December 23, 2003
109 West 78th St. Apt. #C
New York, NY 10024
Mr. Jonathan G.Katz, Secretary
Securities and Exchange Commission
450 Fifth Street, NW
Washington, DC 20549-0609
Dear Mr. Katz:
I am writing regarding the SEC proposed regulation SHO, under the Securities Exchange Act of 1934, to replace SEC rules 3b-3, 10a-1, and 10a-2. This letter will specifically address the proposal for a new uniform bid test in rule 201. This proposal is in direct conflict with fundamental objectives of a fair and orderly market place.
The new bid test proposal does not inherently restrict short sellers from effecting short sales in exchange traded securities when the price of that security is declining. Furthermore, it does not prevent short selling from being used as a tool for driving the market down.

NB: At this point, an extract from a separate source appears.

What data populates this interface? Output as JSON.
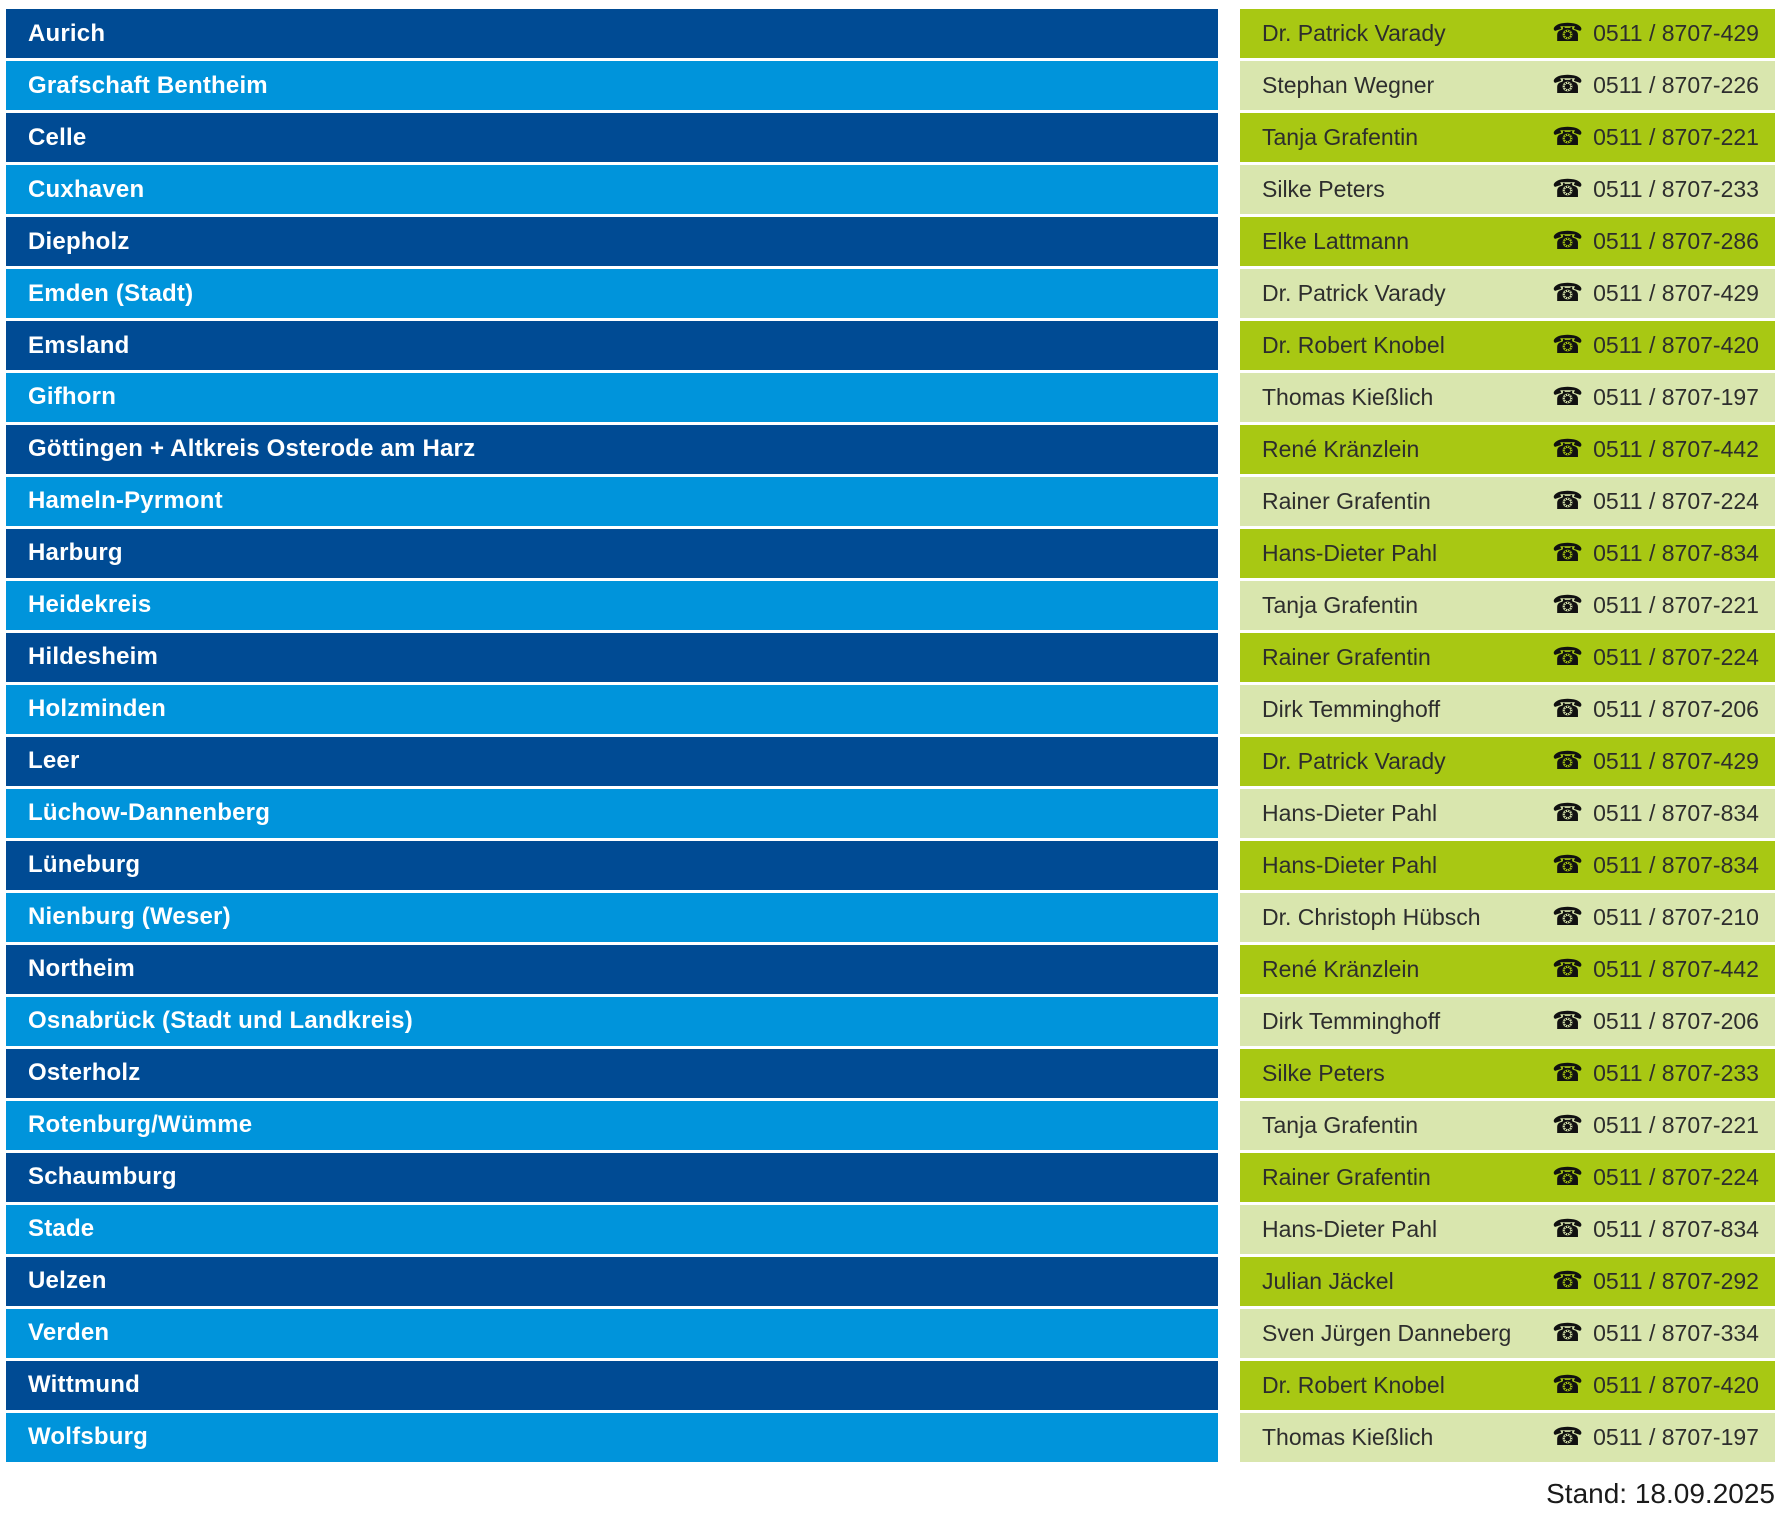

This proposal will effectively make the market place less liquid. Restricting a short sale to at least one cent above the best bid at the time of executions will negatively impact the individual investor. The new restriction of this bid test will effect the executions of the ECNs, and will limit a customer's ability to choose where he/she can obtain the best price. Without this choice many customers will be forced out of the market place. This will inevitably decrease liquidity.
This proposal will also make pricing less efficient. The Market Maker's ability to offset temporary imbalances in the market place is not effected by the current bid test. The investor's inability to hit a high bid because it is not at least one cent above the best bid; however, does have a negative impact on the investor who wants to sell stock at that price, and the investor who is willing to buy stock at that price. Consequently pricing is less efficient.
Thank you for your time and attention to this matter.